Allah ﷻ pun berfirman:
وَأَطِيعُوا اللَّهَ وَرَسُولَهُ وَلَا تَنَازَعُوا فَتَفْشَلُوا وَتَذْهَبَ رِيحُكُمْ
Taatlah kalian kepada Allah dan Rasul-Nya serta jangan saling berbantah-bantahan sehingga nanti kalian menjadi lemah dan kekuatan kalian hilang (QS. al-Anfal [8]: 46).
Allah ﷻ juga menyatakan bahwa siapa saja yang tidak memutuskan perkara menurut wahyu yang telah Dia turunkan, mereka itu adalah kaum kafir, zalim dan fasik (QS al-Maidah [5]: 44, 45 dan 47). Ini menunjukkan kewajiban menerapkan hukum-hukum Allah ﷻ dalam kehidupan, yang hanya mungkin ditegakkan secara menyeluruh melalui institusi Negara Islam (Khilafah). Karena itulah para ulama Ahlus Sunnah wal Jamaah telah berijmak (bersepakat) atas kewajiban menegakkan Khilafah ini. Imam al-Mawardi (w. 450 H), misalnya, dalam Al-Ahkâm As-Sulthâniyah, menyatakan: "Imamah (Khilafah) ditegakkan untuk menggantikan Kenabian dalam menjaga agama dan mengatur urusan dunia. Wajib atas umat Islam untuk mengangkat seorang imam (khalifah) yang menegakkan agama dan memimpin dunia dengan keadilan."
Imam Ibn Hazm (w. 456 H), dalam Al-Fashl fî al-Milal wa al-Ahwa wa an-Nihal, juga menyatakan: "Seluruh Ahlus Sunnah, seluruh Murjiah, seluruh Syiah dan seluruh Khawarij sepakat bahwa wajib atas umat Islam mengangkat seorang imam (khalifah)." (Lihat juga: Imam al-Qurthubi, Al-Jâmi’ li Ahkâm al-Qur'ân (1/259-266).
Di dalam as-Sunnah, Rasulullah ﷺ juga banyak menekankan persaudaraan umat Islam. Beliau, antara lain, bersabda:
اَلْمُؤْمِنُ لِلْمُؤْمِنِ كَالْبُنْيَانِ يَشُدُّ بَعْضُهُ بَعْضاً
Orang Mukmin dengan Mukmin lain bagaikan bangunan. Masing‑masing saling menguatkan satu sama lain (HR al‑Bukhari dan Muslim).
Beliau juga banyak menekankan persatuan umat Islam. Bahkan persatuan umat Islam itu wajib di bawah kepemimpinan seorang khalifah. Beliau tegas bersabda:
إِذَا بُوْيِعَ خَلِيْفَتَيْنِ فَاقْتُلُوْا أَخِرَ مِنْهُمَا
Jika dibaiat dua khalifah maka bunuhlah yang terakhir di antara keduanya (HR Ahmad dan at-Tirmdizi).
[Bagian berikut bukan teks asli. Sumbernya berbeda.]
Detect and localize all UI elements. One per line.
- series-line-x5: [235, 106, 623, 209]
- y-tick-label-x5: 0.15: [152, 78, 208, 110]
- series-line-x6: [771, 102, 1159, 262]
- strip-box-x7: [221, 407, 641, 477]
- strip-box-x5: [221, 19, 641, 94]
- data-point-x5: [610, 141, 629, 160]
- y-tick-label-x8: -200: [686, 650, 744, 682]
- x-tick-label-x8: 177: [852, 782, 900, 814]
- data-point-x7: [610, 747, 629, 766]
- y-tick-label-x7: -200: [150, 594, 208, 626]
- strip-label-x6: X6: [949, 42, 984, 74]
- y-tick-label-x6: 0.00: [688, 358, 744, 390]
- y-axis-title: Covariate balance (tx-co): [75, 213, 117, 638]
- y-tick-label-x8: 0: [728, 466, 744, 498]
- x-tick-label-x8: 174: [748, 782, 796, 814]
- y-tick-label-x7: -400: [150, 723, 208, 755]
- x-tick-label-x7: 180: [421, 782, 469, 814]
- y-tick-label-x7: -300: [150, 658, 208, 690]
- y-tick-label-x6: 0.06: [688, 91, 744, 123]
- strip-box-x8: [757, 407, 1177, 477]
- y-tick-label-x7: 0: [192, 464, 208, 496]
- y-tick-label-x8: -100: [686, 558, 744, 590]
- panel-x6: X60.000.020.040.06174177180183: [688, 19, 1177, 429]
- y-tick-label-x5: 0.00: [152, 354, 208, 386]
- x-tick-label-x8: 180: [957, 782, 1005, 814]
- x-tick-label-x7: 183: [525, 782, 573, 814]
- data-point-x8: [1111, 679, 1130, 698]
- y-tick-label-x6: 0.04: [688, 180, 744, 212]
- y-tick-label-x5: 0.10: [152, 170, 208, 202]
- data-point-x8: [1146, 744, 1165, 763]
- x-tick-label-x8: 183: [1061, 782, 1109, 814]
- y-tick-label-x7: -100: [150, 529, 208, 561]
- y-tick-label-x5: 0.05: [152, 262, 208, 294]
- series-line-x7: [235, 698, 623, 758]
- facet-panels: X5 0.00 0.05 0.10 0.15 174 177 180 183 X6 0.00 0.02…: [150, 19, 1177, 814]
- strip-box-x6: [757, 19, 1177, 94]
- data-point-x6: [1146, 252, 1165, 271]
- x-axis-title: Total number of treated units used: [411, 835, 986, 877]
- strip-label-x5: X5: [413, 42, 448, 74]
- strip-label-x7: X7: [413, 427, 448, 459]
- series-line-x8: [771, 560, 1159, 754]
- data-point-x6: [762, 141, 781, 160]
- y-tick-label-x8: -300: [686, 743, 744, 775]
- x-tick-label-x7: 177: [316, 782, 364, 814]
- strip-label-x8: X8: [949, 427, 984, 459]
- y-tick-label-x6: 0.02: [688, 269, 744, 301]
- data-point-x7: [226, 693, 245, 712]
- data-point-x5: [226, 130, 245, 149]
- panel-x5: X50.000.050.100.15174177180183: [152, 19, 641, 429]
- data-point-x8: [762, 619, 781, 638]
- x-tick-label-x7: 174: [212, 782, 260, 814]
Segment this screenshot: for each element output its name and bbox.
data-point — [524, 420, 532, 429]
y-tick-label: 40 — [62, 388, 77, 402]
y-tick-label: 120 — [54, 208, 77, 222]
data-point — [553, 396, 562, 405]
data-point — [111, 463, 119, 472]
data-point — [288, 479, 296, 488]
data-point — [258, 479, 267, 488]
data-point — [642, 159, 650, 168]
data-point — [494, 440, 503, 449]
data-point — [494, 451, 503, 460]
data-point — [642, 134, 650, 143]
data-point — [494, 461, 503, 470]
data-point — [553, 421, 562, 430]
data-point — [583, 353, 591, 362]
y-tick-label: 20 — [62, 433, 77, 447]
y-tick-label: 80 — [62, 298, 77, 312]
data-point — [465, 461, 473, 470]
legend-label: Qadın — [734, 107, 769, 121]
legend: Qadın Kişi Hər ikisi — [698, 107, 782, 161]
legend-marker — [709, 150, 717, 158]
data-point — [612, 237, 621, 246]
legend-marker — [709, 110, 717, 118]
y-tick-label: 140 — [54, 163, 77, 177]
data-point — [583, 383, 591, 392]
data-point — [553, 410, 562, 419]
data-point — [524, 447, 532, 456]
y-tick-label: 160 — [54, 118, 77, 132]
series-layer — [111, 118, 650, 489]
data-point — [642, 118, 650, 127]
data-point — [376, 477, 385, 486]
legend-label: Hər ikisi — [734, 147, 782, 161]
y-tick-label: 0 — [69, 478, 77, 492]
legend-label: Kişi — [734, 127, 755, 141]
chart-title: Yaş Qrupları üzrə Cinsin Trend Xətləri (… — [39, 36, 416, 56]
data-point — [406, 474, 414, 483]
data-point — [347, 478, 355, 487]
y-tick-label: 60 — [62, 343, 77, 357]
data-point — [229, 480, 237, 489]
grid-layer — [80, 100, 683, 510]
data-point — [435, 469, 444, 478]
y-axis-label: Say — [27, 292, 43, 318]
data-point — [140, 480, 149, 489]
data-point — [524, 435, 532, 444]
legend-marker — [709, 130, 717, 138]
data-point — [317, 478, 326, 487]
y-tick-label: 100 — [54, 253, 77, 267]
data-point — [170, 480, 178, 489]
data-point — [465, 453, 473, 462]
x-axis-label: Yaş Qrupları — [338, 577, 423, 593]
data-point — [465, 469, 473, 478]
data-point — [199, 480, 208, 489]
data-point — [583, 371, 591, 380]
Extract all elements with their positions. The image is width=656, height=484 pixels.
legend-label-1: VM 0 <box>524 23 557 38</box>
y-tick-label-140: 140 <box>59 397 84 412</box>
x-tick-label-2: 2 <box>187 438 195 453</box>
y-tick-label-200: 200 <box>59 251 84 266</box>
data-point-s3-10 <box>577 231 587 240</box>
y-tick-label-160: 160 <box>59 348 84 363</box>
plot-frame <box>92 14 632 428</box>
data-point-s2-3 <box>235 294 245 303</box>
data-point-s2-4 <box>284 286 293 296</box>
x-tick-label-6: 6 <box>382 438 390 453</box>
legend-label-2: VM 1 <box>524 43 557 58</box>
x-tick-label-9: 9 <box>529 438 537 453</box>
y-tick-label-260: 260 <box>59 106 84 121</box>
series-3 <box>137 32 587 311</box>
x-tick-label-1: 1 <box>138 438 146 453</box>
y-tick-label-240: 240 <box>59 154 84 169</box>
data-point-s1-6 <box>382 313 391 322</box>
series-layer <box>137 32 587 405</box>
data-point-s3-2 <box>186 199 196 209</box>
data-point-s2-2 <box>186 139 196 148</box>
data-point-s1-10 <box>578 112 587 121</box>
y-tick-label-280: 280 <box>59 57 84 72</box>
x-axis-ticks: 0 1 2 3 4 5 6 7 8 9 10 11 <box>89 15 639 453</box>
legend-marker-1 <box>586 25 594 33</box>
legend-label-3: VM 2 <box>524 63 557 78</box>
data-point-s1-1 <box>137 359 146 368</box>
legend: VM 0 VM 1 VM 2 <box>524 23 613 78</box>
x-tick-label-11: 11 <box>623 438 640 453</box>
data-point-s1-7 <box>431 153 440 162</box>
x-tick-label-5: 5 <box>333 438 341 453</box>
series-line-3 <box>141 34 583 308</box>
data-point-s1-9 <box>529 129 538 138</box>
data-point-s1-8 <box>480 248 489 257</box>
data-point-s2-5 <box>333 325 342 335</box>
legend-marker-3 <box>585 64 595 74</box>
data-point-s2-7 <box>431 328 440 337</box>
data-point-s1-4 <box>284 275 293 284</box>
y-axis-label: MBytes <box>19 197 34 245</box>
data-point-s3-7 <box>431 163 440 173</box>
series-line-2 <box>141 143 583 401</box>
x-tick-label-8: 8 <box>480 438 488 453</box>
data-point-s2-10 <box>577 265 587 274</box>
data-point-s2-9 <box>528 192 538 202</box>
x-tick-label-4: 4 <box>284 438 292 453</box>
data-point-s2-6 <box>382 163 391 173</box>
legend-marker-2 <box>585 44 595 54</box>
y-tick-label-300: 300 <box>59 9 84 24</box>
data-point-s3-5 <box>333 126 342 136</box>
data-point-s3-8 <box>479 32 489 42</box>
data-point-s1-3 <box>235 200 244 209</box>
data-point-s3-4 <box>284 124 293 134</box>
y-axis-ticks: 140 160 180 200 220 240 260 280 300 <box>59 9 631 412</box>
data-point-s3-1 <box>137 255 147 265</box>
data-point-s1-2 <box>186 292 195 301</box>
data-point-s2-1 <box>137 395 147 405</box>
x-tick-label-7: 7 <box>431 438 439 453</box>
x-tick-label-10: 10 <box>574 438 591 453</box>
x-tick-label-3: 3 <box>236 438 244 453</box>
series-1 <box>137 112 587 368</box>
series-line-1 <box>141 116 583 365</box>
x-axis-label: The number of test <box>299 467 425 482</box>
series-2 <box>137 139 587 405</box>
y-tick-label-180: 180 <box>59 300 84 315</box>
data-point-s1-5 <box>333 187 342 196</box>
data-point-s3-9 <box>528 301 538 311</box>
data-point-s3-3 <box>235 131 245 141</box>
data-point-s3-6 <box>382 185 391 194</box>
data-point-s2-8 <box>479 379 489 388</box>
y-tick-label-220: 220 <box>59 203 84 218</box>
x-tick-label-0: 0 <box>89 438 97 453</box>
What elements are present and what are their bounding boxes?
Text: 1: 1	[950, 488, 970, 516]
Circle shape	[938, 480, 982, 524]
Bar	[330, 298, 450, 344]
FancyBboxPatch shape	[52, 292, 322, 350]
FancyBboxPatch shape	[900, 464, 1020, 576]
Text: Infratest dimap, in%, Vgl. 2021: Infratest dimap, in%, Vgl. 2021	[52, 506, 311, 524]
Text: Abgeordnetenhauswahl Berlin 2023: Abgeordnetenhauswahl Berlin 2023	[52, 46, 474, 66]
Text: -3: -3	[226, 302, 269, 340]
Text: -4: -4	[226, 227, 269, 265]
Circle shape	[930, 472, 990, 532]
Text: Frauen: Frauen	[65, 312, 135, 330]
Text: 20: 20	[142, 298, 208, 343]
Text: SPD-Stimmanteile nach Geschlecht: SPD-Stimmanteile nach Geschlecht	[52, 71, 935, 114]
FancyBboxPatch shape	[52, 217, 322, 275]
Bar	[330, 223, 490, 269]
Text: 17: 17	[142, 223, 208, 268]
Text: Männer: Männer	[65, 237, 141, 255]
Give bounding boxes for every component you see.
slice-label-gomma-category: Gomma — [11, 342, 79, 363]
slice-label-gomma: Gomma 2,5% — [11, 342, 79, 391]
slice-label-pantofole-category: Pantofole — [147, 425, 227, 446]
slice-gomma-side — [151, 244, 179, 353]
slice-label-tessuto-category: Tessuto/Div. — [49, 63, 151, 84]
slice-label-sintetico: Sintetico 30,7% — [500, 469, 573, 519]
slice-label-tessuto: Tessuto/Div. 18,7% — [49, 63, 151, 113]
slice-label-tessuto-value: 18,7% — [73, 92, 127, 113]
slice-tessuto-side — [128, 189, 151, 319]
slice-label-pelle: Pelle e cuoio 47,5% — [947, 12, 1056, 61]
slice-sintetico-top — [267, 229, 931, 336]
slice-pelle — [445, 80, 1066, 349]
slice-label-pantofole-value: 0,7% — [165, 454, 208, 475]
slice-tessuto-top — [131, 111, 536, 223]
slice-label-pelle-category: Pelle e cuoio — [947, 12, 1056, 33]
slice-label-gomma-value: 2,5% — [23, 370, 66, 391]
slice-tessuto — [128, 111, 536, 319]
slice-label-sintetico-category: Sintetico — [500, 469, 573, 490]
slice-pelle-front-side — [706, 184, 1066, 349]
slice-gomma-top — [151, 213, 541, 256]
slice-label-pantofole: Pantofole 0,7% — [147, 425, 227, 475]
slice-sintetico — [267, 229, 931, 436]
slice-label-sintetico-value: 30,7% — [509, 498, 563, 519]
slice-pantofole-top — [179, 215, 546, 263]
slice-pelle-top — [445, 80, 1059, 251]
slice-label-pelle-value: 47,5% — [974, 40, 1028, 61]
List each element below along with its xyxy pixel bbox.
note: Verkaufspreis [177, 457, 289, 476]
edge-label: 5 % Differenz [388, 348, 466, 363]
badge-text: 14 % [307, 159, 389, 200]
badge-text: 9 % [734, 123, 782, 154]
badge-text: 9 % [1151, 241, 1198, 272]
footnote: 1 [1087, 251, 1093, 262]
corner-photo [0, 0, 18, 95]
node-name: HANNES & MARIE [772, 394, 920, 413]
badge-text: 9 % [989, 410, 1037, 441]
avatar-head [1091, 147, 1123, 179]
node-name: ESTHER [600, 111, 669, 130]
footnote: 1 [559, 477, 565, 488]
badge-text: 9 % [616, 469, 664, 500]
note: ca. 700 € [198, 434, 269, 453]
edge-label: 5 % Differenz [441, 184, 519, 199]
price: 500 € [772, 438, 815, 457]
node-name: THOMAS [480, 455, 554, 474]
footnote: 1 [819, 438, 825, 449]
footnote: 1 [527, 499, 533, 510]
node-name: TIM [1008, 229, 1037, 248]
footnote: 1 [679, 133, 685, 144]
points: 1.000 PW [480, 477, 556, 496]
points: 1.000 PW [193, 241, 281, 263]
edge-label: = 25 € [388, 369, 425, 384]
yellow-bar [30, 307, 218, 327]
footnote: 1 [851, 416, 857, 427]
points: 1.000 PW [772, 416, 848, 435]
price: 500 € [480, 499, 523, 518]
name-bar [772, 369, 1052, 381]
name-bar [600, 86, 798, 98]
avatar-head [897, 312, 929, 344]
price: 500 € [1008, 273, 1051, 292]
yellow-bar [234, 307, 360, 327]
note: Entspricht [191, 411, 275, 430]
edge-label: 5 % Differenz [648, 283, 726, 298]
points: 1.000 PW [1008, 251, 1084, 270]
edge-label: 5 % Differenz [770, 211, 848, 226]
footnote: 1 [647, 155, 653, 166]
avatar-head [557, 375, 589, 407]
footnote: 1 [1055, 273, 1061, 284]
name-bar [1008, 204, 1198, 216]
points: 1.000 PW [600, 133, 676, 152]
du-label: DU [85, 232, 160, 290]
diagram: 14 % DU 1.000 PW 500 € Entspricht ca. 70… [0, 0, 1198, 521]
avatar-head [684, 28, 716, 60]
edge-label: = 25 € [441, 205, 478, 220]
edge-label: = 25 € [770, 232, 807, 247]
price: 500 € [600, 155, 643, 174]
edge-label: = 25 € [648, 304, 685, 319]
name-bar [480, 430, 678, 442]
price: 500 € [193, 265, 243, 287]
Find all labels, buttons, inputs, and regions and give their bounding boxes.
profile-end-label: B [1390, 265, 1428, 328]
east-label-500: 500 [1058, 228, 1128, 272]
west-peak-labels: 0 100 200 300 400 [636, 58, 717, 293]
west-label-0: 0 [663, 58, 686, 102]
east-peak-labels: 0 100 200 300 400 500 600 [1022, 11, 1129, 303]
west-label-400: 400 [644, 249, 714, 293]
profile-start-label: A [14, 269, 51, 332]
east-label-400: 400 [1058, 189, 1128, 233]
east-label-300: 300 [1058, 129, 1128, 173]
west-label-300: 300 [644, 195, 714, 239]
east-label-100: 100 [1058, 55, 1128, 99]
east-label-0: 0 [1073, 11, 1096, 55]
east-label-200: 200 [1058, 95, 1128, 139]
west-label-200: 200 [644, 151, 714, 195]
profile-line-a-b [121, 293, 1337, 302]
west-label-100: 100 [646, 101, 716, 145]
Ini menunjukkan bahwa Khilafah hanya boleh satu. Tidak boleh ada dua pemimpin tertinggi di Dunia Islam.
Beliau pun bersabda:
مَنْ مَاتَ لَيْسَ فِي عُنُقِهِ بَيْعَةٌ مَاتَ مِيْتَةً جَاهِلِيَّةً
Siapa saja yang mati dalam keadaan di pundaknya tidak ada baiat (kepada Khalifah), maka ia mati dalam keadaan jahiliyah (berdosa) (HR Muslim).
Imam an-Nawawi menjelaskan bahwa hadis ini menunjukkan kewajiban adanya seorang khalifah yang dibaiat oleh umat untuk memimpin mereka.
Kewajiban menegakkan Khilafah juga didasarkan pada Ijmak Sahabat. Setelah Rasulullah saw. wafat, para Sahabat tidak menguburkan jenazah beliau sebelum membaiat Abu Bakar as-Shiddiq sebagai khalifah. Ini menunjukkan bahwa pengangkatan khalifah adalah kewajiban yang sangat urgen, bahkan mendahului pengurusan jenazah Nabi saw.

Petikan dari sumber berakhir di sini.